The Bharatiya Janta Party suffered its worst-ever defeat in local body polls in Gujarat that saw Congress regain control, especially in the rural areas. While BJP retained all six municipal corporations, Congress wrested 23 out of 31 district panchayats and 113 out of 194 taluka panchayats. This was a big setback for BJP since it had won 30 out of 31 district panchayats and 191 out of 230 taluka panchayats in 2010. The BJP, however, continued to hold on to nagarpalikas, winning 42 out of 56. It had won 49 in previous polls.
The rural-urban divide was most evident as BJP lost district panchayats of Ahmedabad, Rajkot, Vadodara, Surat, Bhavnagar and Jamnagar even when it won the municipal corporations in the same cities. Apart from the stir by Patels, who gave a `defeat BJP' call, other factors including anti-incumbency, water for irrigation and minimum support prices added to woes of a party that lacks the Narendra Modi charm. Patidars inflicted a nasty dent in the party strongholds in Saurashtra and North Gujarat.

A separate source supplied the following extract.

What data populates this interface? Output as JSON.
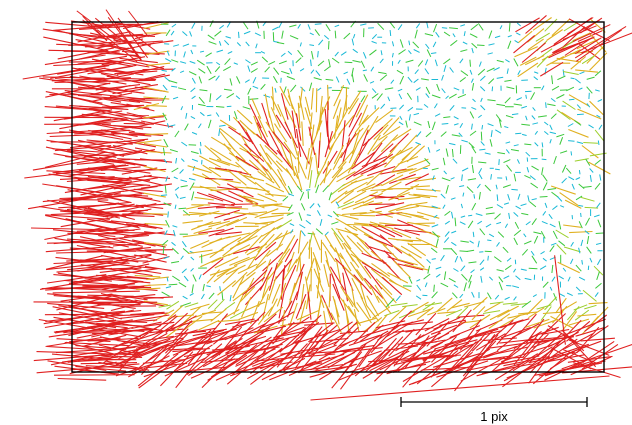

Rural Gujarat gave a ruthless wake-up call to the party which never lost an election during the Modi rule from 2001 to 2014. Senior ministers from Mehsana failed to salvage BJP in their home ground. Education minister Bhupendrasinh Chudasama and social justice and empowerment minister Ramanlal Vora suffered embarrassment with BJP routed in Ahmedabad, Sabarkantha and Aravalli. Vijay Rupani, the minister for transport and water supplies, failed to weather the Patidar storm in Rajkot.
BJP's experiment of fielding 500 Muslim candidates failed everywhere except in Una municipality where all its 10 minority community candidates won. In Una, its Muslim candidates gave BJP 35 out of 36 seats. Besides the 10 winners in Una, another Muslim BJP candidate, Sufiya Zaheed Dal won in RMC. In Ahmedabad, all four Muslim BJP candidates for AMC lost in three different Muslim-dominated constituencies, Jamalpur, Behrampura and Maktampura. The party did not field any Muslim candidate in Surat or Vadodara city.